Le festival Montpellier Danse 40, prévu fin juin se déplace pour devenir un festival en automne, qui durera trois mois. Avec quarante spectacles prévus et des créations d’envergure, la concurrence va être rude sur la fin de l’année 2020… Pour le plus grand plaisir des amateurs de danse. Nous avons interrogé Jean-Paul Montanari, directeur de Montpellier Danse sur cet événement exceptionnel.

DCH : Comment avez-vous eu l’idée de déplacer ce festival en automne ?

Jean-Paul Montanari : Voilà déjà un moment que j’ai compris qu’il ne serait pas possible d’organiser le festival Montpellier Danse avant le mois d’août. Mais voilà longtemps que Montpellier Danse n’est pas seulement un festival mais aussi une saison. Donc nous avons l’habitude de travailler pendant celle-ci avec nos collègues : Valérie Chevalier, directrice de l'Opéra ; Martine Vicériat, responsable du Corum et du Zénith ; Nathalie Garraud et Olivier Saccomano, directeurs des 13 Vents CDN Montpellier ; Nicolas Dubourg, directeur du Théâtre la Vignette ou Gabriel Lucas de Leyssac, patron du Kiasma. Quand, avec Gisèle Depuccio et l’équipe de Montpellier Danse nous leur avons demandé ce qu’il leur restait comme disponibilités, chacun d’entre eux s’est montré solidaire, jusqu’à pousser sa programmation pour nous laisser le maximum de place. Nous nous sommes donc retrouvés avec un planning possible, entre fin septembre et décembre. Nous avons alors imaginé un nouveau scénario inédit de festival en automne, comme un archipel dès la rentrée de septembre.

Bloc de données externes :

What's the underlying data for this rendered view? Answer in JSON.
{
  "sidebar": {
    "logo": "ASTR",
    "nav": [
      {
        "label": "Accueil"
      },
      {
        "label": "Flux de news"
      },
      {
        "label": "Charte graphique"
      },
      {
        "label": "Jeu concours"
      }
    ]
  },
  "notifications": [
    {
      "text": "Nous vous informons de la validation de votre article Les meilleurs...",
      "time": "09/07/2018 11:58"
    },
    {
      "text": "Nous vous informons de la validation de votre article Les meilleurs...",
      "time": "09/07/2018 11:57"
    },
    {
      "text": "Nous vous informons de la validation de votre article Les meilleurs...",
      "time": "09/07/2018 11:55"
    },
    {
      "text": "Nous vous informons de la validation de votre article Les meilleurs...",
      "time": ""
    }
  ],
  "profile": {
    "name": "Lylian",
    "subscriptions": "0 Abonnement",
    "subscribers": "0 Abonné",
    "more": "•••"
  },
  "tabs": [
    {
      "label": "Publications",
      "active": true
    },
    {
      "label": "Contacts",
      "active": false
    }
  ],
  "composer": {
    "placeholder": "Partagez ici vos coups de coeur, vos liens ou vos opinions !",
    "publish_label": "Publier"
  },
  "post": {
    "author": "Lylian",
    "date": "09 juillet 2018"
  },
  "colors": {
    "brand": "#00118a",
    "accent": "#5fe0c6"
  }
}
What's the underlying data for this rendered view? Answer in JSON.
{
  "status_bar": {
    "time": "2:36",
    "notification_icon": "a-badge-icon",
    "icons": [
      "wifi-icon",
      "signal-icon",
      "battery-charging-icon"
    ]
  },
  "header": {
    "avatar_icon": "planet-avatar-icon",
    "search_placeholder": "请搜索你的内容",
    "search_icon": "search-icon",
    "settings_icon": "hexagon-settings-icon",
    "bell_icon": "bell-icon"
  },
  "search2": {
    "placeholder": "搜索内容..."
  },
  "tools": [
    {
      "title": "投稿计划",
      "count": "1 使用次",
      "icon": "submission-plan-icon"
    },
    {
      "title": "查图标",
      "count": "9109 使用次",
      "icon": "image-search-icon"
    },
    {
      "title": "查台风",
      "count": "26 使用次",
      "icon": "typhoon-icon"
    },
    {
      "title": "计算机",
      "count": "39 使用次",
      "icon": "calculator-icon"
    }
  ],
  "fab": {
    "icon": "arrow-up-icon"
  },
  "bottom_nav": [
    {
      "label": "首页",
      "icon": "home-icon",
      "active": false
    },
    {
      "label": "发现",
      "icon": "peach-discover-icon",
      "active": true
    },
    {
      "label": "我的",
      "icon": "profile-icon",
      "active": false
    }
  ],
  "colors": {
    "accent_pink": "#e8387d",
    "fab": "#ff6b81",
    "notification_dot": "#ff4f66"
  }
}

DCH : Comment ce festival, renommé 40 bis s’organise-t-il ?
JPM : Nous allons enfin pouvoir utiliser pour la première fois en septembre depuis qu’il existe, le théâtre de plein air de l’Agora, car à cette date, il fait souvent très beau. Nous disposons de la cour de l’Agora, un magnifique lieu, où l’on pourrait construire un petit théatre pour les petites formes, et tous les autres lieux de nos partenaires, hormis le Corum, qui l’hiver est avant tout un centre de congrès. Ayant conclu cette étape, nous nous sommes aperçus, en questionnant les compagnies de l’édition de l’été, que c’était jouable. La majorité d’entre elles ont compris et ont trouvé des disponibilités de dates, pour ce déplacement. À l’Opéra-Comédie, nous avons trouvé un bon créneau début octobre pour The Brutal Journey of the Heart de Sharon Eyal. Emanuel Gat a vite réagi et accepté sans problème de troquer le Corum pour l’Opéra Comédie, une jolie salle de 1200 places,  et sa création mondiale de LOVETRAIN 2020 la première semaine d’octobre. Mais, si le spectacle de Sharon est prêt, celui d’Emanuel doit être créé.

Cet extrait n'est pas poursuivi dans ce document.